Use of thiazolidinediones and fracture risk
Preclinical and clinical studies indicate that thiazolidinediones may exert unfavorable effects on bone, resulting in reduced osteoblastic bone formation and accelerated bone loss. An increased fracture risk seems to be related to the use of both rosiglitazone and pioglitazone, indicating a possible class effect of thiazolidinediones. However, it remains unclear whether thiazolidinedione use is associated with peripheral fracture sites only and whether this effect is sex-specific. In this large population-based study [1], the authors explored the association between thiazolidinedione use or use of other oral antidiabetic drugs and the risk of fractures in women and men aged 30 to 89 years. Case patients with fracture aged 30 to 89 years with an incident fracture diagnosis between January 1994 and December 2005 and control subjects who were matched to case patients on age, sex, calendar time, and general practice were studied. The odds ratios (ORs) of having a fracture associated with the use of rosiglitazone, pioglitazone, other oral antidiabetic agents, or insulin were assessed.

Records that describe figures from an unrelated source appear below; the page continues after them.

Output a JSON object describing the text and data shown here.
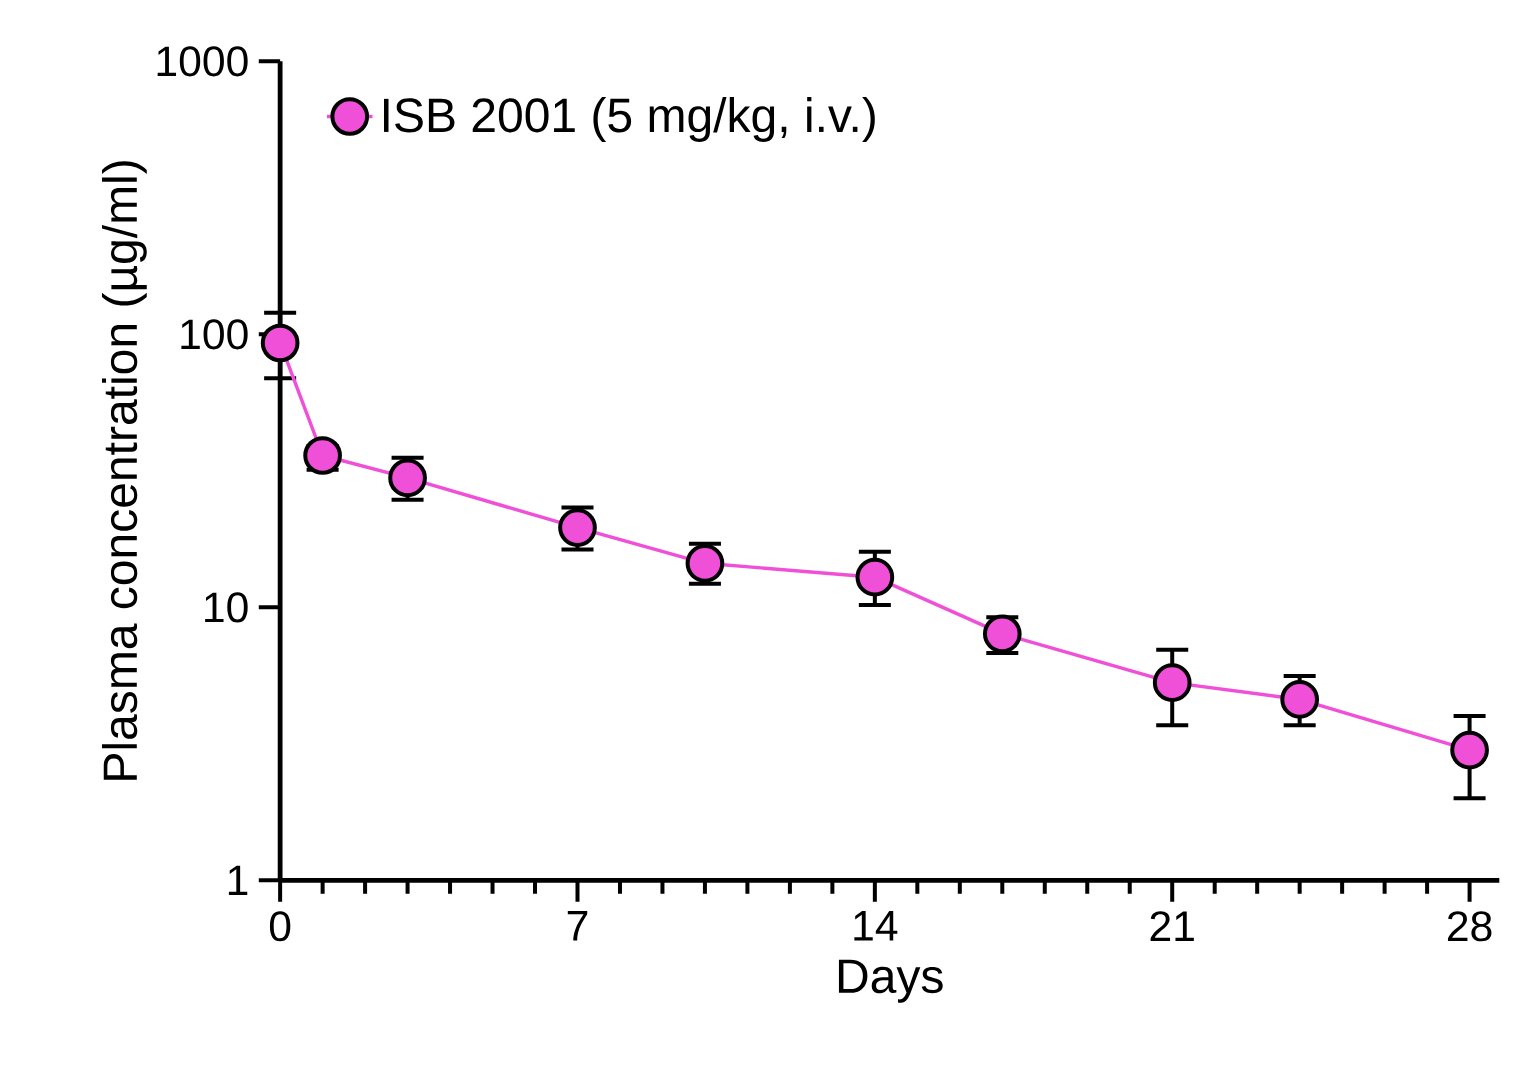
{
  "chart_data": {
    "type": "line",
    "xlabel": "Days",
    "ylabel": "Plasma concentration (µg/ml)",
    "x": [
      0,
      1,
      3,
      7,
      10,
      14,
      17,
      21,
      24,
      28
    ],
    "series": [
      {
        "name": "ISB 2001 (5 mg/kg, i.v.)",
        "color": "#f050d8",
        "values": [
          93,
          36,
          29.8,
          19.6,
          14.5,
          12.9,
          8.0,
          5.3,
          4.6,
          3.0
        ],
        "errors": [
          [
            69,
            120
          ],
          [
            31.9,
            39
          ],
          [
            24.8,
            35.3
          ],
          [
            16.3,
            23.2
          ],
          [
            12.2,
            17.1
          ],
          [
            10.2,
            16
          ],
          [
            6.8,
            9.2
          ],
          [
            3.7,
            7.0
          ],
          [
            3.7,
            5.6
          ],
          [
            2.0,
            4.0
          ]
        ]
      }
    ],
    "log": "y",
    "xlim": [
      0,
      28.7
    ],
    "xticks": [
      0,
      7,
      14,
      21,
      28
    ],
    "ylim": [
      1,
      1000
    ],
    "yticks": [
      1,
      10,
      100,
      1000
    ],
    "marker": "circle",
    "line_style": "solid",
    "legend": "top left",
    "grid": false
  }
}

A composite predictive index of hip fracture in elderly women
A recent study [1] aimed to develop a hip screening tool combining relevant clinical risk factors (CRFs) and quantitative ultrasound at the heel in order to determine the 10-y probability of hip fractures in elderly women. This study used the EPISEM database, totaling 13 000 women aged 70 or more. All women had baseline data on CRFs and a baseline measurement of the stiffness index derived from quantitative ultrasound at the heel. Women were followed prospectively to identify incident fractures. Multivariate analysis was performed to determine the CRFs that contributed significantly to hip fracture risk, and these were used to generate a CRF score.
Effect of seasonality and weather on fracture risk in individuals 65 years and older
Excess winter morbidity and mortality continue to be important public health problems, especially among older persons. In addition to clear seasonal variations in respiratory and cardiovascular diseases, fractures of the hip and distal forearm contribute to high winter morbidity rates in older persons. The objective of this large population-based study [1] was to investigate seasonal variation in the incidence of four common fractures (hips, distal forearms, proximal humeri, and ankles), and explore the association of weather with risk.

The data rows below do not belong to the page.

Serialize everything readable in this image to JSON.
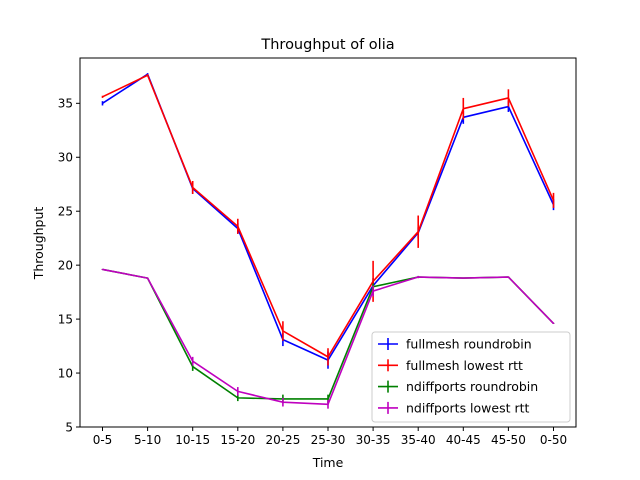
{
  "chart_data": {
    "type": "line",
    "title": "Throughput of olia",
    "xlabel": "Time",
    "ylabel": "Throughput",
    "categories": [
      "0-5",
      "5-10",
      "10-15",
      "15-20",
      "20-25",
      "25-30",
      "30-35",
      "35-40",
      "40-45",
      "45-50",
      "0-50"
    ],
    "ylim": [
      5,
      39.2
    ],
    "yticks": [
      5,
      10,
      15,
      20,
      25,
      30,
      35
    ],
    "grid": false,
    "legend_position": "lower-right",
    "series": [
      {
        "name": "fullmesh roundrobin",
        "color": "#0000ff",
        "values": [
          35.0,
          37.7,
          27.1,
          23.4,
          13.1,
          11.2,
          18.1,
          23.0,
          33.7,
          34.7,
          25.6
        ],
        "errors": [
          0.2,
          0.1,
          0.5,
          0.5,
          0.6,
          0.8,
          0.7,
          0.5,
          0.6,
          0.5,
          0.5
        ]
      },
      {
        "name": "fullmesh lowest rtt",
        "color": "#ff0000",
        "values": [
          35.6,
          37.6,
          27.2,
          23.6,
          13.9,
          11.5,
          18.5,
          23.1,
          34.5,
          35.5,
          26.0
        ],
        "errors": [
          0.1,
          0.1,
          0.6,
          0.7,
          0.9,
          0.8,
          1.9,
          1.5,
          1.0,
          0.8,
          0.7
        ]
      },
      {
        "name": "ndiffports roundrobin",
        "color": "#008000",
        "values": [
          19.6,
          18.8,
          10.6,
          7.7,
          7.6,
          7.6,
          18.0,
          18.9,
          18.8,
          18.9,
          14.6
        ],
        "errors": [
          0.05,
          0.05,
          0.4,
          0.3,
          0.4,
          0.4,
          0.3,
          0.1,
          0.05,
          0.05,
          0.05
        ]
      },
      {
        "name": "ndiffports lowest rtt",
        "color": "#bf00bf",
        "values": [
          19.6,
          18.8,
          11.1,
          8.3,
          7.3,
          7.1,
          17.6,
          18.9,
          18.8,
          18.9,
          14.6
        ],
        "errors": [
          0.05,
          0.05,
          0.4,
          0.4,
          0.4,
          0.4,
          0.5,
          0.1,
          0.05,
          0.05,
          0.05
        ]
      }
    ]
  }
}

Aromatase deficiency induces urinary calcium loss
Premenopausal women have one half the prevalence of calcium stone disease than men of comparable age. However, this sex difference disappears rapidly after the onset of menopause. Several studies have provided evidence that urinary calcium excretion increases at menopause, implicating a possible role for estrogen deficiency, and thereby increasing the risk for calcium-containing stones. In a recent study [1], the authors used the aromatase deficient (ArKO) mouse, a model of estrogen deficiency due to the lack of conversion of androgens into estrogens in peripheral tissues, to test the hypothesis that estrogen deficiency would increase urinary calcium excretion and alter the expression of molecular regulators of renal calcium reabsorption.